Introduction

Lorsqu’on est spectateur d’un film, que voit-on, qu’entend-on ? Le film tel que l’ont voulu initialement celles et ceux qui l’ont fait ? Une version révisée par son auteur plusieurs années après sa première exploitation ? Une autre manipulée par les producteurs ou les censeurs ? Qu’ont regardé et écouté les premiers spectateurs italiens de Citizen Kane, dont l’intégralité de la musique originale de Bernard Herrmann avait été remplacée dans la version doublée en Italie ? Et aujourd’hui, quand un film sort simultanément dans le monde entier, les spectateurs reçoivent-ils tous les mêmes images et les mêmes sons ?

Ces questions lancées pêle-mêle révèlent la nature protéiforme qui caractérise « un » film. L’article indéfini peut aussi bien être remplacé par le défini : suis-je certain que « le » film que je viens de voir n’existe que sous une seule et unique forme ? Les exemples sont légion de films aux versions plurielles, souvent toutes aussi légitimes les unes que les autres, disponibles simultanément ou se succédant au fil du temps, chacune oblitérant la précédente à la manière d’un palimpseste.

Au même titre que les versions remontées, réduites, allongées ou restaurées, les versions doublées et sous-titrées ne sont pas les moindres avatars de la nature multiple d’un film. Le doublage et le sous-titrage transforment un film qui n’est alors plus tout à fait identique à celui que voient et entendent les spectateurs qui en comprennent la langue. Il n’en est pas nécessairement amoindri, mais il devient différent, dans des proportions variables. En outre, la réception critique et publique des films étrangers est très fortement conditionnée par la nature des versions doublées et sous-titrées, fait bien souvent oublié.

Ces réflexions sur la multiplicité du film constituent le fil conducteur de ce numéro. Un entretien avec les auteurs du doublage et du sous-titrage de The Grandmaster souligne ainsi la variété des versions de ce film en fonction du lieu et du moment de sa présentation au public. La pratique du refilmage des inserts de textes dans les versions doublées en est un autre exemple, de même que la manipulation idéologique des films d’Ingmar Bergman par le doublage dans l’Espagne franquiste.

L’analyse de versions si multiples est parfois rendue difficile par l’accès aux copies et à l’imprécision, voire à l’absence, de leur identification. La situation est particulièrement criante dans le cas des versions doublées éditées en DVD : le plus souvent, seule la bande son doublée est disponible, l’image restant celle de la version originale. Impossible alors de connaître les créateurs du doublage puisque le générique mentionnant leurs noms, quand il existe, ne figure pas dans les images de la VO. Les versions sous-titrées ne sont guère mieux considérées.

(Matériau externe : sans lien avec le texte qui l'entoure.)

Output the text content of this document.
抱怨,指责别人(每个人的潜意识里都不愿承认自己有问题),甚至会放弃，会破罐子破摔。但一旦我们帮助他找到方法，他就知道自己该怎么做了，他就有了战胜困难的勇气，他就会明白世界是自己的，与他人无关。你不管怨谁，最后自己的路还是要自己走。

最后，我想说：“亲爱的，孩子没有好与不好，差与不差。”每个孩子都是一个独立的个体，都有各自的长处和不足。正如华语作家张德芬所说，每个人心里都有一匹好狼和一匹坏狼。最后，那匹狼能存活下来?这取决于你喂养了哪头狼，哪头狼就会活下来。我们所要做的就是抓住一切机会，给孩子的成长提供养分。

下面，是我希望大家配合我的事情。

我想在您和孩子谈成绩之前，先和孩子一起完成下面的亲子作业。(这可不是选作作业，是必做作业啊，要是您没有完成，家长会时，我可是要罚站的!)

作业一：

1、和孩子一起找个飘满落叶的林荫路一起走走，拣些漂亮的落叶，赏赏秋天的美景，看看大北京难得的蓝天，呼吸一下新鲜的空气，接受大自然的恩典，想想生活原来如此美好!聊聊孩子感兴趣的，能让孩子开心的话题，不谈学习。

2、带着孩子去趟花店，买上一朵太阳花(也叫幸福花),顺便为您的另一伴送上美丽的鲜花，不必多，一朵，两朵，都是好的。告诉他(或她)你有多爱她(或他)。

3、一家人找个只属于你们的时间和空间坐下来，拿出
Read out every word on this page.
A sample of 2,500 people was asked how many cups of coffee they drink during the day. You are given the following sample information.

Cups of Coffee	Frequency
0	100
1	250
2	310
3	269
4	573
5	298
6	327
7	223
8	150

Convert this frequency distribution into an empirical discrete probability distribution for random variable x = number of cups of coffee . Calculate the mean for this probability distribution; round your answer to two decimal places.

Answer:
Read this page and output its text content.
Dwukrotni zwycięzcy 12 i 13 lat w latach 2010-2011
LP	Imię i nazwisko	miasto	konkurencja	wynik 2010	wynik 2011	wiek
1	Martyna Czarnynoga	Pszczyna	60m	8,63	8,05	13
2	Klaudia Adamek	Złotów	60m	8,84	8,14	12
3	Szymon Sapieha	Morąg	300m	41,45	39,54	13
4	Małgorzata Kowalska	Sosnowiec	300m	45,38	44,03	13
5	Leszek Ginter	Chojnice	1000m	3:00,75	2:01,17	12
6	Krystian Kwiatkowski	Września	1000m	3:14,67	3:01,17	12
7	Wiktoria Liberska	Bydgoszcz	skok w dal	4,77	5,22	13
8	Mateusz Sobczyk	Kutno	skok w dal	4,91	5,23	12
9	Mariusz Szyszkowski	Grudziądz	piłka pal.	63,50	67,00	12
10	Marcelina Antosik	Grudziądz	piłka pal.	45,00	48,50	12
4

La consultation de copies doublées et sous-titrées conservées dans les cinémathèques et archives du film pose les mêmes difficultés. S’il est généralement possible de savoir si tel film est conservé dans une version doublée ou sous-titrée, des informations supplémentaires, comme les noms des adaptateurs, directeurs artistiques, comédiens, studios de doublage et laboratoires de sous-titrage sont, le plus souvent, manquantes.

Une collaboration entre adaptateurs, chercheurs, archivistes et conservateurs, mais aussi distributeurs et responsables d’entreprises de doublage et de sous-titrage paraît nécessaire et urgente, si l’on veut pouvoir répondre clairement à la question « que voit-on, qu’entend-on ? » quand on est spectateur d’un film.